Volume 607

  • No. 7920 28 July 2022

    The big chill

    The cover shows an artist’s impression of a frozen microwave antenna surrounded by very cold molecules. Gases of polar molecules offer greater potential than atomic gases for probing quantum effects, but they first need to be cooled sufficiently, which is a challenge. In this week’s issue, Andreas Schindewolf and his colleagues present a method for cooling polar molecules to the point where the gas becomes degenerate and quantum effects dominate. To do this, the researchers use tailored microwave fields to introduce repulsive barriers that prevent loss-inducing reactions between molecules from occurring. The result is that the molecules are readily cooled through elastic collisions to 21 nanokelvin, generating a 3D dipolar quantum gas of interacting molecules.

  • No. 7919 21 July 2022

    Diversity hotspots

    The cover shows an artistic impression of marine life in Indonesia’s coral reefs. The question of whether there are limits to biodiversity in the seas is typically addressed by examining the fossil record. In this week’s issue, Pedro Cermeño and his colleagues present a model that combines the fossil record with plate tectonics and Earth’s environmental conditions to offer insight into regional diversification of marine invertebrates. The researchers used the model to examine how biodiversity recovered after mass extinctions during the Phanerozoic eon, covering some 500 million years of Earth’s history.

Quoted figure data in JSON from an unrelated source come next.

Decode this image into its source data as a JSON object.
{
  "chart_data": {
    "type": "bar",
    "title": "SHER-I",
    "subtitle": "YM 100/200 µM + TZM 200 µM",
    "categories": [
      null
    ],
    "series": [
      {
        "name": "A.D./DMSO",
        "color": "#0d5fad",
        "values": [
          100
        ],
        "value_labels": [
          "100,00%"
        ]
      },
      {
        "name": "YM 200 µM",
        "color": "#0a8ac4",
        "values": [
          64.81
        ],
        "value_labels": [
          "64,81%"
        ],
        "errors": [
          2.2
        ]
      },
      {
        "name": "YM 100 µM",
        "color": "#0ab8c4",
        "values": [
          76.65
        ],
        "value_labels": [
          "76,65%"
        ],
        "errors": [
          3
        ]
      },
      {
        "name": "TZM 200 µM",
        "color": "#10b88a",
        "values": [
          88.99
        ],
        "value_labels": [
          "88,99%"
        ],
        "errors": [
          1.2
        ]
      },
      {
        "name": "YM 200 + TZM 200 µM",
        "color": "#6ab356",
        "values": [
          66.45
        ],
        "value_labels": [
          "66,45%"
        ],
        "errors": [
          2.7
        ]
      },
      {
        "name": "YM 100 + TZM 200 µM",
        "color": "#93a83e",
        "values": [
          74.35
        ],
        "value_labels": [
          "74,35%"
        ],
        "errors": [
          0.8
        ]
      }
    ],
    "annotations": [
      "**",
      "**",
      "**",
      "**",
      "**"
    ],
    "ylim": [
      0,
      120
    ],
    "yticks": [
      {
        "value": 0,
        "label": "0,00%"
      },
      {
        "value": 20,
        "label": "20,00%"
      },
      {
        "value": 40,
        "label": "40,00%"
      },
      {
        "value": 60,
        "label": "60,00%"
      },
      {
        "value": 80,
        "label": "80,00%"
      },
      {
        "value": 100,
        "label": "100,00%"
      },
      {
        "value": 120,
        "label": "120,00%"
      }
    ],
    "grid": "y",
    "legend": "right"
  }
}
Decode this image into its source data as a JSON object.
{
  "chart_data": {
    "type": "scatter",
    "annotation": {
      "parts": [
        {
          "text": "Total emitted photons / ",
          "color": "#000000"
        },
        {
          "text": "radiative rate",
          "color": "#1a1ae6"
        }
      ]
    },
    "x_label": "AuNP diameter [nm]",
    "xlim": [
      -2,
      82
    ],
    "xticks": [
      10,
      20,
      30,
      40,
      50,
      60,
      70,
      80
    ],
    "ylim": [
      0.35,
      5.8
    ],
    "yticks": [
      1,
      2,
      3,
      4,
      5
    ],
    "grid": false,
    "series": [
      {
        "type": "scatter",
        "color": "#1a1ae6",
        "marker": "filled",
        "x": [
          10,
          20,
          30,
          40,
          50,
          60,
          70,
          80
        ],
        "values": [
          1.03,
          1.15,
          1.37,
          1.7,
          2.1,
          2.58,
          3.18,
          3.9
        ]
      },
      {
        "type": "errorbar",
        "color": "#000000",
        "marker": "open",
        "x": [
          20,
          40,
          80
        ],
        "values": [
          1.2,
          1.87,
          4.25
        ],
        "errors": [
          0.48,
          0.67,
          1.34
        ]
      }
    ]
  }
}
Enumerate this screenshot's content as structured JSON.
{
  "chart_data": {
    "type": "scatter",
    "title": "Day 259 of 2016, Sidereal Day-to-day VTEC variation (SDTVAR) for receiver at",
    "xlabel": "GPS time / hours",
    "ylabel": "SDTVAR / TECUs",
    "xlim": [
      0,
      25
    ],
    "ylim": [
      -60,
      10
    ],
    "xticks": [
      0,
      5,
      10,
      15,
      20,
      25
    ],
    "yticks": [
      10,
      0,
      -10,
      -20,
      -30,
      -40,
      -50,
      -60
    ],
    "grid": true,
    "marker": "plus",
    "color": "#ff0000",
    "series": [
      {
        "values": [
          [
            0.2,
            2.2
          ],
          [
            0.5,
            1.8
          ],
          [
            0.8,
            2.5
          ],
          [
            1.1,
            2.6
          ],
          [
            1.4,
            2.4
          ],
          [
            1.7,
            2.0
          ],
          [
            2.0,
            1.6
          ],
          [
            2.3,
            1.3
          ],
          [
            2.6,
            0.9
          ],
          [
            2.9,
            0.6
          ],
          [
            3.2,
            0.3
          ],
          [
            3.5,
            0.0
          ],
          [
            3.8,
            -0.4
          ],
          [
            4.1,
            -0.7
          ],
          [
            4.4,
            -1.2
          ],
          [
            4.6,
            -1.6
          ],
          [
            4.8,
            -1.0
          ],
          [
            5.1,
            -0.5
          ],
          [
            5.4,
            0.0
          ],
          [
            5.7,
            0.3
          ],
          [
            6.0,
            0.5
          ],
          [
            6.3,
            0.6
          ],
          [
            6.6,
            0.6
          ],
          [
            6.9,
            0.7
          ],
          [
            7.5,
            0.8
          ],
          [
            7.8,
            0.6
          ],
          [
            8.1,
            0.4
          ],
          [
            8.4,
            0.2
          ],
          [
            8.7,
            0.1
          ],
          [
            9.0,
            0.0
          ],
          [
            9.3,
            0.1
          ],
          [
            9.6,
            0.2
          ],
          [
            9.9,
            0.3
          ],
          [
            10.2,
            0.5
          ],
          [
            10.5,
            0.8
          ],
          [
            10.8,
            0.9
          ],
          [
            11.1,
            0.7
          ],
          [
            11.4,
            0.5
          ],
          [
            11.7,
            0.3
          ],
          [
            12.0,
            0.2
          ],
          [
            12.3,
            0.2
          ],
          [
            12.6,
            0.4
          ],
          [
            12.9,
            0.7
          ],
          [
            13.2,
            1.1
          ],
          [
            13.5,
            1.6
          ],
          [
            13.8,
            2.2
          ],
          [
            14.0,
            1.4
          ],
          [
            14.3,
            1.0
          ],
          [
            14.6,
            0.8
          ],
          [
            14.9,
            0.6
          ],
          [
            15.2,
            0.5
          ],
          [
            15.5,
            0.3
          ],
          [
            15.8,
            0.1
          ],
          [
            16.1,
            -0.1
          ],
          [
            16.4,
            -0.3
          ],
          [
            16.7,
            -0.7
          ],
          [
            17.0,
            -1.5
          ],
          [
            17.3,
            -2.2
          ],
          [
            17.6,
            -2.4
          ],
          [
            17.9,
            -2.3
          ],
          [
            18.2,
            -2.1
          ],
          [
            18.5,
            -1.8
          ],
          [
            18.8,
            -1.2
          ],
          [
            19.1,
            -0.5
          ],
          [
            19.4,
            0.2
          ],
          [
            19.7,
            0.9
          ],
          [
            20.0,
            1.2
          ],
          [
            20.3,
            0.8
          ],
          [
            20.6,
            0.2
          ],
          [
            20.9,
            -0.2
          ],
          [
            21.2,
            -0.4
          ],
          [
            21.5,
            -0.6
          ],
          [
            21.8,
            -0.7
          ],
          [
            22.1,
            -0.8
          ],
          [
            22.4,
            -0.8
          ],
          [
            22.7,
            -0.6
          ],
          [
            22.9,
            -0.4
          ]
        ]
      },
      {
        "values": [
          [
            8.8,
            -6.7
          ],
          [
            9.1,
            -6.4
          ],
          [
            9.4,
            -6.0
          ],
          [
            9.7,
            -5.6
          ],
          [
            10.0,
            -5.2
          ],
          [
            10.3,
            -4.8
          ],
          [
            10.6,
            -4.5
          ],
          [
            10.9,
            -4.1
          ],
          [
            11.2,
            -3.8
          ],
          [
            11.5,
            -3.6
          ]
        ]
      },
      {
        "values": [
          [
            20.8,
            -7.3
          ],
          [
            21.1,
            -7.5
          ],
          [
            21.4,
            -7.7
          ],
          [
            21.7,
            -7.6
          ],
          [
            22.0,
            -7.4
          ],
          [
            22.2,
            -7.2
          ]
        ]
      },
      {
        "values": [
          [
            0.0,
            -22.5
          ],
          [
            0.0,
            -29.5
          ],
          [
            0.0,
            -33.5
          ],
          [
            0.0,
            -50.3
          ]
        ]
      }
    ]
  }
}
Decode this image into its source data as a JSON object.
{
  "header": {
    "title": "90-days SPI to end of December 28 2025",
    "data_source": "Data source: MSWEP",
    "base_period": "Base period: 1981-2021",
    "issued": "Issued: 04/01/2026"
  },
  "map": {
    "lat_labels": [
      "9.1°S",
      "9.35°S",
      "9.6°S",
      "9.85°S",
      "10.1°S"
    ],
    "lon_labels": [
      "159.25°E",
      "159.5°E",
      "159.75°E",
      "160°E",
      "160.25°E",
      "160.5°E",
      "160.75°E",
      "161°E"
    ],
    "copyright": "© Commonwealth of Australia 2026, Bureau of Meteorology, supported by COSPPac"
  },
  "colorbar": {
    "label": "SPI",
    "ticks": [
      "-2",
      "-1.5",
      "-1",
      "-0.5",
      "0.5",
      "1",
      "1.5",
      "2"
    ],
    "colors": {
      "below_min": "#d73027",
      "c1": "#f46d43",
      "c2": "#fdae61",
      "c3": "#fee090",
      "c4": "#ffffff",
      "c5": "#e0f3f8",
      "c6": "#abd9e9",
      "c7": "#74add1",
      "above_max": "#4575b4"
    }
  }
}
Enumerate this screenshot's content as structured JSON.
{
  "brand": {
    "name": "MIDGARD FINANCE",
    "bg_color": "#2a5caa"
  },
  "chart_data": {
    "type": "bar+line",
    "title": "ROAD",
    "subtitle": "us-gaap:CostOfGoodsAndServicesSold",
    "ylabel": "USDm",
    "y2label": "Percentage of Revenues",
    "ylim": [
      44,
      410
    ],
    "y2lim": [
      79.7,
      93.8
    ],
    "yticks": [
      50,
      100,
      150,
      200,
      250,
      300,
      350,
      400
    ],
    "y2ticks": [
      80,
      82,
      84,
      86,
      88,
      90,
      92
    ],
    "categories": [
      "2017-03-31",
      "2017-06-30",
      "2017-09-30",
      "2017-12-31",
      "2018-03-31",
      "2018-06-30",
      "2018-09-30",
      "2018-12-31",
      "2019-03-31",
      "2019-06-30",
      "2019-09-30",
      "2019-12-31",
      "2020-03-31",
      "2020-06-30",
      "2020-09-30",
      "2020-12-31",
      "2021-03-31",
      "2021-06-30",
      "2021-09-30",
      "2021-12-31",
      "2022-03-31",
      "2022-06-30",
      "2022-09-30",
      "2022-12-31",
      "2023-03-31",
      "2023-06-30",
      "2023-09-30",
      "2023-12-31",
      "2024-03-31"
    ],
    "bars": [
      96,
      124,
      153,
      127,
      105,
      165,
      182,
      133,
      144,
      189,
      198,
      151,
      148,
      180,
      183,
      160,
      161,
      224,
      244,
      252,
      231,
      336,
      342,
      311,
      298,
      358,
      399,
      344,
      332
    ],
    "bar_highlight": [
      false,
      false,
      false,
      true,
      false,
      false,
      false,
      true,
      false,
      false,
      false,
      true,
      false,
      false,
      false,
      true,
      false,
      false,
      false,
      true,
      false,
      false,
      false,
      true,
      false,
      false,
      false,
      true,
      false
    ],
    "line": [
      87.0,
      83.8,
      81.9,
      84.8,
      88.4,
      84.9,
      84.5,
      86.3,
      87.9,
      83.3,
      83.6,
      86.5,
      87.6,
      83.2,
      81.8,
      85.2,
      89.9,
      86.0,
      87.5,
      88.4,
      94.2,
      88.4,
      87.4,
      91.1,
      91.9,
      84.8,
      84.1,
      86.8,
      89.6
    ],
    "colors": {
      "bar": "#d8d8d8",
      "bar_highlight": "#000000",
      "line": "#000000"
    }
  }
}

They found that throughout the Phanerozoic, less than 2% of area of the globe covered by water showed signs of diversity levels reaching saturation. The team also note that as Pangaea broke up into continents, the stability of Earth’s environmental conditions allowed the development of diversity hotspots that helped to drive an increase in biodiversity in the late Mesozoic and Cenozoic eras.

  • No. 7918 14 July 2022

    Canine connection

    Although the domestic dog can trace its origins to the grey wolf (Canis lupus), exactly when, where and how domestication happened has remained a source of debate. In this week’s issue, Anders Bergström, Pontus Skoglund and their colleagues, take a step towards resolving this question. The researchers analysed the genomes of 72 ancient wolves from across Europe, Siberia and North America, and spanning the past 100,000 years. They found that dogs are most closely related to ancient wolves from eastern Eurasia but that dogs in the Near East and Africa derive up to half their ancestry from a distinct population related to modern southwest Eurasian wolves. Although none of the genomes analysed was a direct match for either dog ancestry, the researchers say that it has narrowed down where next to look for the ancestors of domestic dogs.

  • No. 7917 7 July 2022

    Higgs at 10

    On 4 July 2012, researchers at the Large Hadron Collider (LHC) made a long-awaited announcement: they had finally obtained evidence that affirmed the existence of the Higgs boson. In this week’s issue, teams from the two main experiments at the LHC present analyses of all the data collected on the particle since its discovery. The standard model of particle physics predicts that coupling between the Higgs boson and any given particle should be proportional to their mass — the results from CMS and ATLAS experiments show that, for the heavy particles they have been able to observe, the data are in line with predictions. A Perspective article goes on to offer an overview of what we have learnt about the particle so far — and how closer scrutiny of it might be key to some of the most important open questions in fundamental physics.